Images generated by previous Stable Diffusion models may sometimes appear to be cropped. This is because images are actually cropped during training so that all the images in a batch have the same size. By conditioning on crop coordinates, SDXL learns that no cropping - coordinates (0, 0) - usually correlates with centered subjects and complete faces (this is the default value in 🤗 Diffusers). You can experiment with different coordinates if you want to generate off-centered compositions!

from diffusers import StableDiffusionXLPipeline
import torch

pipeline = StableDiffusionXLPipeline.from_pretrained(
    "stabilityai/stable-diffusion-xl-base-1.0", torch_dtype=torch.float16, variant="fp16", use_safetensors=True
).to("cuda")

prompt = "Astronaut in a jungle, cold color palette, muted colors, detailed, 8k"
image = pipeline(prompt=prompt, crops_coords_top_left=(256, 0)).images[0]
image
generated image of an astronaut in a jungle, slightly cropped

You can also specify negative cropping coordinates to steer generation away from certain cropping parameters:

from diffusers import StableDiffusionXLPipeline
import torch

pipe = StableDiffusionXLPipeline.from_pretrained(
    "stabilityai/stable-diffusion-xl-base-1.0", torch_dtype=torch.float16, variant="fp16", use_safetensors=True
).to("cuda")

prompt = "Astronaut in a jungle, cold color palette, muted colors, detailed, 8k"
image = pipe(
    prompt=prompt,
    negative_original_size=(512, 512),
    negative_crops_coords_top_left=(0, 0),
    negative_target_size=(1024, 1024),
).images[0]
image

Use a different prompt for each text-encoder

SDXL uses two text-encoders, so it is possible to pass a different prompt to each text-encoder, which can improve quality. Pass your original prompt to prompt and the second prompt to prompt_2 (use negative_prompt and negative_prompt_2 if you’re using negative prompts):

from diffusers import StableDiffusionXLPipeline
import torch

pipeline = StableDiffusionXLPipeline.from_pretrained(
    "stabilityai/stable-diffusion-xl-base-1.0", torch_dtype=torch.float16, variant="fp16", use_safetensors=True
).to("cuda")

# prompt is passed to OAI CLIP-ViT/L-14
prompt = "Astronaut in a jungle, cold color palette, muted colors, detailed, 8k"
# prompt_2 is passed to OpenCLIP-ViT/bigG-14
prompt_2 = "Van Gogh painting"
image = pipeline(prompt=prompt, prompt_2=prompt_2).images[0]
image
generated image of an astronaut in a jungle in the style of a van gogh painting

The dual text-encoders also support textual inversion embeddings that need to be loaded separately as explained in the SDXL textual inversion section.

Optimizations

SDXL is a large model, and you may need to optimize memory to get it to run on your hardware. Here are some tips to save memory and speed up inference.

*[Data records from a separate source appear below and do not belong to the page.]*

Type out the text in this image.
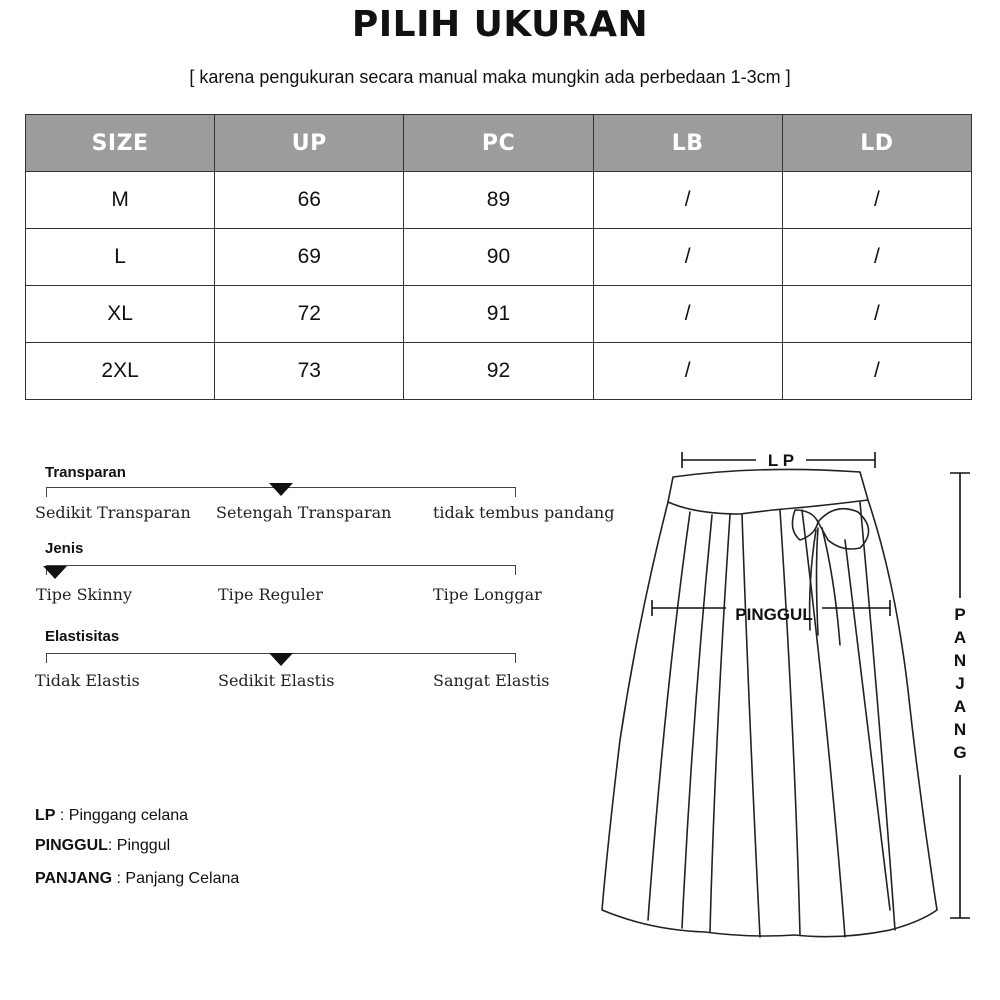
PILIH UKURAN
[ karena pengukuran secara manual maka mungkin ada perbedaan 1-3cm ]
SIZE	UP	PC	LB	LD
M	66	89	/	/
L	69	90	/	/
XL	72	91	/	/
2XL	73	92	/	/
Transparan
Sedikit Transparan Setengah Transparan	tidak tembus pandang
Jenis
Tipe Skinny	Tipe Reguler	Tipe Longgar
Elastisitas
Tidak Elastis	Sedikit Elastis	Sangat Elastis
LP : Pinggang celana
PINGGUL: Pinggul
PANJANG : Panjang Celana
L P
PINGGUL	P
A
N
J
A
N
G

  1. Offload the model to the CPU with enable_model_cpu_offload() for out-of-memory errors:
- base.to("cuda")
- refiner.to("cuda")
+ base.enable_model_cpu_offload()
+ refiner.enable_model_cpu_offload()
  1. Use torch.compile for ~20% speed-up (you need torch>=2.0):
+ base.unet = torch.compile(base.unet, mode="reduce-overhead", fullgraph=True)
+ refiner.unet = torch.compile(refiner.unet, mode="reduce-overhead", fullgraph=True)
  1. Enable xFormers to run SDXL if torch<2.0:
+ base.enable_xformers_memory_efficient_attention()
+ refiner.enable_xformers_memory_efficient_attention()

Other resources

If you’re interested in experimenting with a minimal version of the UNet2DConditionModel used in SDXL, take a look at the minSDXL implementation which is written in PyTorch and directly compatible with 🤗 Diffusers.